Without thinking, you put your lips up to the microphone and make a woooo noise. You have never done that before, not even at practice. It sounds good.

The band bring down the music, so it’s bass and drums for the third verse. It means your lyrics are out front. You give the vocals a bit more punch. By the time you are going into the last chorus, you give everything. You can feel every word you sing.

Everyone sings with you. At least that’s how it feels. Each time you sing the chorus, it gets brighter and brighter and has exponentially more emotion. You are feeling a oneness with everyone you can see. You realise this chorus is projecting around Newtown. You feel a part of this celebration. Then, in the last three lines, you sing softer and the band build-up to their final note. And there it is, that moment of silence straight afterwards. The moment you can hear your heartbeat so fast. You wonder if that’s dangerous, and then a loud noise happens. You got lost in your head. You sort of forgot there were thousands of people in front of you.

You look up and smile at the band. It’s their last song as well. So you are all nodding and smiling at each other. You don’t have anything to carry off the stage, so you wait slightly awkwardly for the rest of the band to pack down. Mario approaches you and says they should do more of your songs.

First, you must pay that bloody landlord. 

People are trying to talk to you, and you want to. Some of them are hot, but they are not hot enough to make you want to go homeless. You find Aroha, but not the others. They said they would catch up with you later to Aroha, but they never said anything about money. You want to enjoy yourself, but you’re not sure how.

You and Aroha go to her house to pick up some stuff. You walk through the outskirts of Newtown to get to your house. Trying to avoid all the people, especially Aroha’s ex.

Then, you realise that your friendships are worth more than your guitar. So be it.

You get back to yours, take photos of your guitar, and put it up online. You need $500, so that’s the price you give it.


The hot sun burns your legs, so you move them into the shade. They bang into Aroha’s legs, who lets out an annoying sound. You didn’t mean to wake her. Everything is too bright. You move about, stretching your arms and letting out a sigh.

Your phone is thrown at you. Aroha reckons it has been buzzing all morning.

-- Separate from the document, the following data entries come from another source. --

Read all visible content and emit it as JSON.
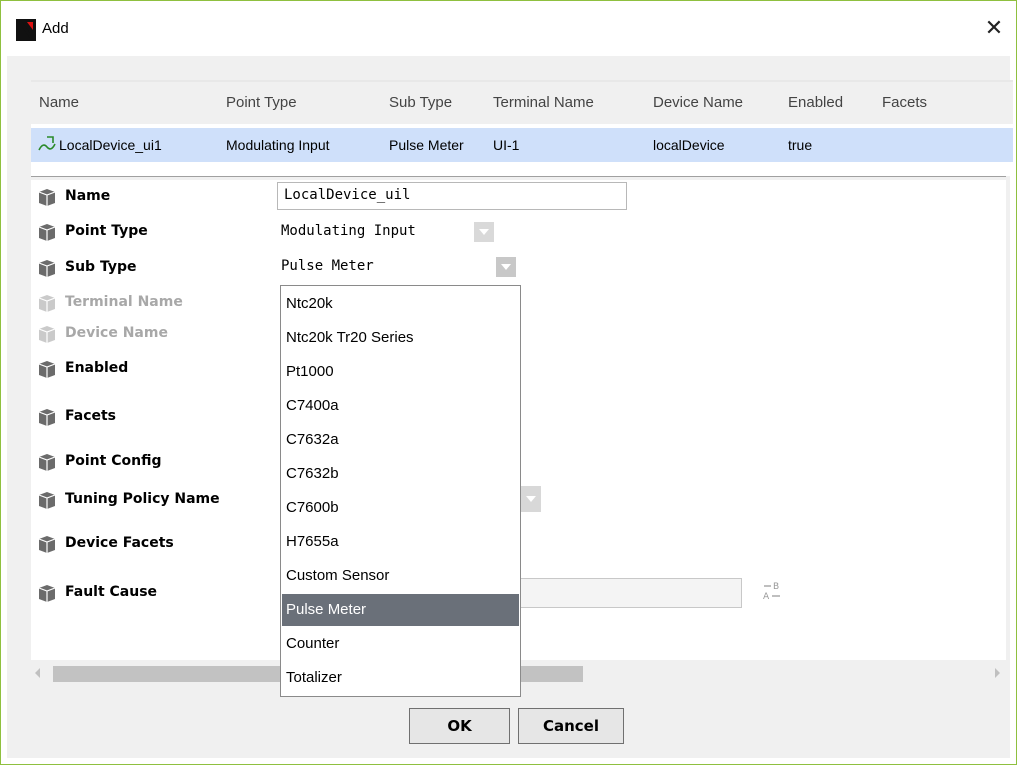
{
  "window": {
    "title": "Add",
    "logo": "N",
    "close_glyph": "✕"
  },
  "table": {
    "columns": [
      "Name",
      "Point Type",
      "Sub Type",
      "Terminal Name",
      "Device Name",
      "Enabled",
      "Facets"
    ],
    "row": {
      "name": "LocalDevice_ui1",
      "point_type": "Modulating Input",
      "sub_type": "Pulse Meter",
      "terminal_name": "UI-1",
      "device_name": "localDevice",
      "enabled": "true",
      "facets": ""
    }
  },
  "properties": {
    "name": {
      "label": "Name",
      "value": "LocalDevice_uil"
    },
    "point_type": {
      "label": "Point Type",
      "value": "Modulating Input"
    },
    "sub_type": {
      "label": "Sub Type",
      "value": "Pulse Meter"
    },
    "terminal_name": {
      "label": "Terminal Name"
    },
    "device_name": {
      "label": "Device Name"
    },
    "enabled": {
      "label": "Enabled"
    },
    "facets": {
      "label": "Facets"
    },
    "point_config": {
      "label": "Point Config"
    },
    "tuning_policy_name": {
      "label": "Tuning Policy Name"
    },
    "device_facets": {
      "label": "Device Facets"
    },
    "fault_cause": {
      "label": "Fault Cause"
    }
  },
  "dropdown": {
    "options": [
      "Ntc20k",
      "Ntc20k Tr20 Series",
      "Pt1000",
      "C7400a",
      "C7632a",
      "C7632b",
      "C7600b",
      "H7655a",
      "Custom Sensor",
      "Pulse Meter",
      "Counter",
      "Totalizer"
    ],
    "selected": "Pulse Meter"
  },
  "buttons": {
    "ok": "OK",
    "cancel": "Cancel"
  },
  "icons": {
    "app": "niagara-logo-icon",
    "row": "point-signal-icon",
    "property": "slot-cube-icon",
    "text_format": "ab-format-icon"
  },
  "colors": {
    "selection": "#cfe0fa",
    "dropdown_selected": "#6a7079",
    "window_border": "#8fc03f"
  }
}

Someone is going to give you $500 for your guitar. First, this makes you happy, then as you look at it is gleaming in the corner of your room, it makes you sad.

A message is from your landlord. He got some of the money, but where is the last half of it?

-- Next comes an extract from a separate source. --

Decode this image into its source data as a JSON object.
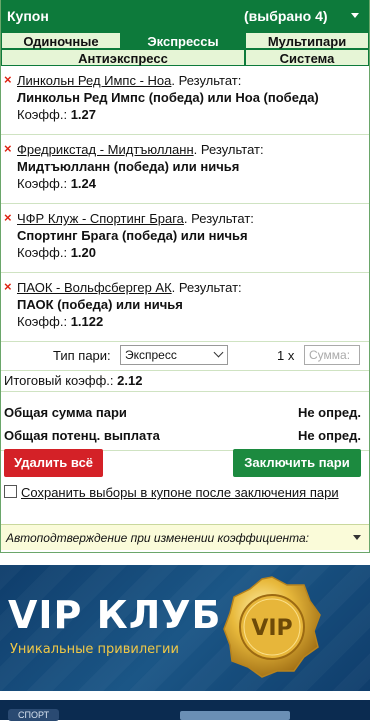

10:30, you drink coffee in the kitchen. Your flatmates have left a huge mess—dishes all over the bench. You love it there. You have managed to run the flat for two years, for no pay.

You feel so conflicted about some guy coming around in twenty minutes to buy your baby. You wouldn’t be surprised if he was the kind of guy to eat his Ramen noodles over your guitar.

When Aroha enters the kitchen and helps herself to coffee, she asks you what’s wrong. The doorbell rings, and it’s him. You point to your guitar case, and he starts to inspect it. You decide what the hell and tell Aroha everything. About how you’ll get kicked out if you don’t sell your guitar because Georgia and Marlia never paid you back.

Aroha tells you they have paid you back. You read your third message, which is from them, simply saying ‘done.’

You sign in to your bank, and there it is. You pay the landlord straight away. All the money you need to pay your rent, and they even put in an extra $100, as a tip they said.

You hear a sound from the hallway. It’s the greaser. He says he’ll take the guitar. You say no, but he doesn’t seem to hear you. He takes his cash out and puts it on the hallway table, and proceeds to take your guitar away.

No, you say. He looks up in surprise. You give him back the cash and start fighting over the guitar. It takes Aroha to interject for him to leave without your instrument, and she has to push him out the front door.

You put your guitar down and hug Aroha.

You get a text back from your landlord. It says, thanks for that, then it says he might be putting the rent up soon.